Now, a team of researchers from Xinxiang Medical University in China have found that activation of P2X7R and microglia may indeed contribute to seizures in CLN1 disease.

Using an infant Batten mouse model that wears R151Xthe most common pathogen CLN1 mutation, researchers first found that seizures begin at 7 months of age – a few months after the reported development of significant motor deficits.

Moreover, the number of microglia and the levels of CD68, a marker of activated microglia, in the hippocampus were stable between the first and the sixth month of life of the animals, but showed a significant increase at 7 months.

This increase in microglia activation at the time of seizure onset was accompanied by significantly impaired inhibitory or suppressive neuronal signaling and a significant increase in neuronal death in the hippocampus. Notably, the loss of inhibitory or input neurons is associated with Batten disease and epilepsy.

No significant changes in these cells or markers were observed with age in the hippocampus of healthy mice.

At 7 months of age, the hippocampus of mice with childhood Batten-like disease also showed significantly higher levels of pro-inflammatory ATP and TNF-alpha compared to healthy mice. ATP levels were even higher when 7-month-old mice experienced seizures.

Additionally, treatment with A-438079, a P2X7R suppressor, significantly reduced the number and duration of seizures in mice with childhood Batten-like disease.

These results highlight the role of P2X7R and microglia activation in the development of seizures in CLN1 disease.

Interestingly, the pronounced activation of hippocampal astrocytes occurred earlier in time, with levels of GFAP, a marker of activated astrocytes, being significantly increased from 4 months of age and with no major differences between months 6 and 7.

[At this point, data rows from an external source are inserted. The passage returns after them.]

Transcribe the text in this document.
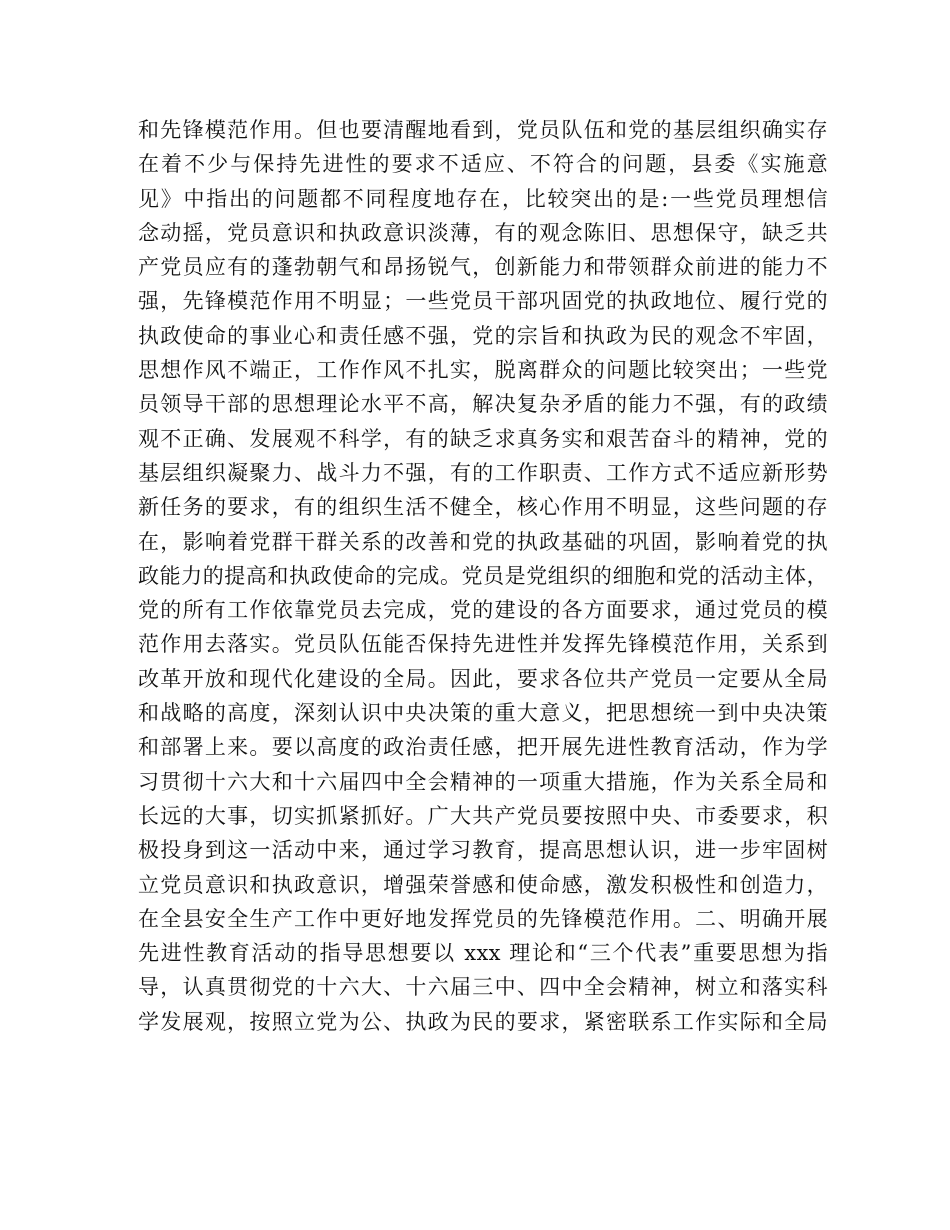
和先锋模范作用。但也要清醒地看到，党员队伍和党的基层组织确实存
在着不少与保持先进性的要求不适应、不符合的问题，县委《实施意
见》中指出的问题都不同程度地存在，比较突出的是:一些党员理想信
念动摇，党员意识和执政意识淡薄，有的观念陈旧、思想保守，缺乏共
产党员应有的蓬勃朝气和昂扬锐气，创新能力和带领群众前进的能力不
强，先锋模范作用不明显；一些党员干部巩固党的执政地位、履行党的
执政使命的事业心和责任感不强，党的宗旨和执政为民的观念不牢固，
思想作风不端正，工作作风不扎实，脱离群众的问题比较突出；一些党
员领导干部的思想理论水平不高，解决复杂矛盾的能力不强，有的政绩
观不正确、发展观不科学，有的缺乏求真务实和艰苦奋斗的精神，党的
基层组织凝聚力、战斗力不强，有的工作职责、工作方式不适应新形势
新任务的要求，有的组织生活不健全，核心作用不明显，这些问题的存
在，影响着党群干群关系的改善和党的执政基础的巩固，影响着党的执
政能力的提高和执政使命的完成。党员是党组织的细胞和党的活动主体，
党的所有工作依靠党员去完成，党的建设的各方面要求，通过党员的模
范作用去落实。党员队伍能否保持先进性并发挥先锋模范作用，关系到
改革开放和现代化建设的全局。因此，要求各位共产党员一定要从全局
和战略的高度，深刻认识中央决策的重大意义，把思想统一到中央决策
和部署上来。要以高度的政治责任感，把开展先进性教育活动，作为学
习贯彻十六大和十六届四中全会精神的一项重大措施，作为关系全局和
长远的大事，切实抓紧抓好。广大共产党员要按照中央、市委要求，积
极投身到这一活动中来，通过学习教育，提高思想认识，进一步牢固树
立党员意识和执政意识，增强荣誉感和使命感，激发积极性和创造力，
在全县安全生产工作中更好地发挥党员的先锋模范作用。二、明确开展
先进性教育活动的指导思想要以 xxx 理论和“三个代表”重要思想为指
导，认真贯彻党的十六大、十六届三中、四中全会精神，树立和落实科
学发展观，按照立党为公、执政为民的要求，紧密联系工作实际和全局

Although not consistent with the timing of seizure onset in mice with childhood Batten-like disease, “the early and dramatic increase in GFAP expression” observed in this and previous studies suggests that “astrocytes play a role in neuroinflammation and microglial activation…in response to neuronal damage and death,” the researchers wrote.

Based on these findings, the team hypothesized that the release of ATP from damaged neurons and/or activated astrocytes and its subsequent binding to P2X7R on the surface of microglia is essential for activating microglia and increase the production of pro-inflammatory molecules.

These molecules promote neuroinflammation, increasing the release of ATP and glutamate, the main “excitatory” chemical messenger in the brain, which in turn causes excessive neuronal activation and seizures.

Seizures lead to more nerve cell damage and ATP release, leading to an endless cycle of neuroinflammation, seizures, neuron damage, and death.

Thus, therapeutic approaches based on suppressing microglia activation, targeting either P2X7R or ATP, “may be effective for the treatment of [infantile Batten]“, wrote the team.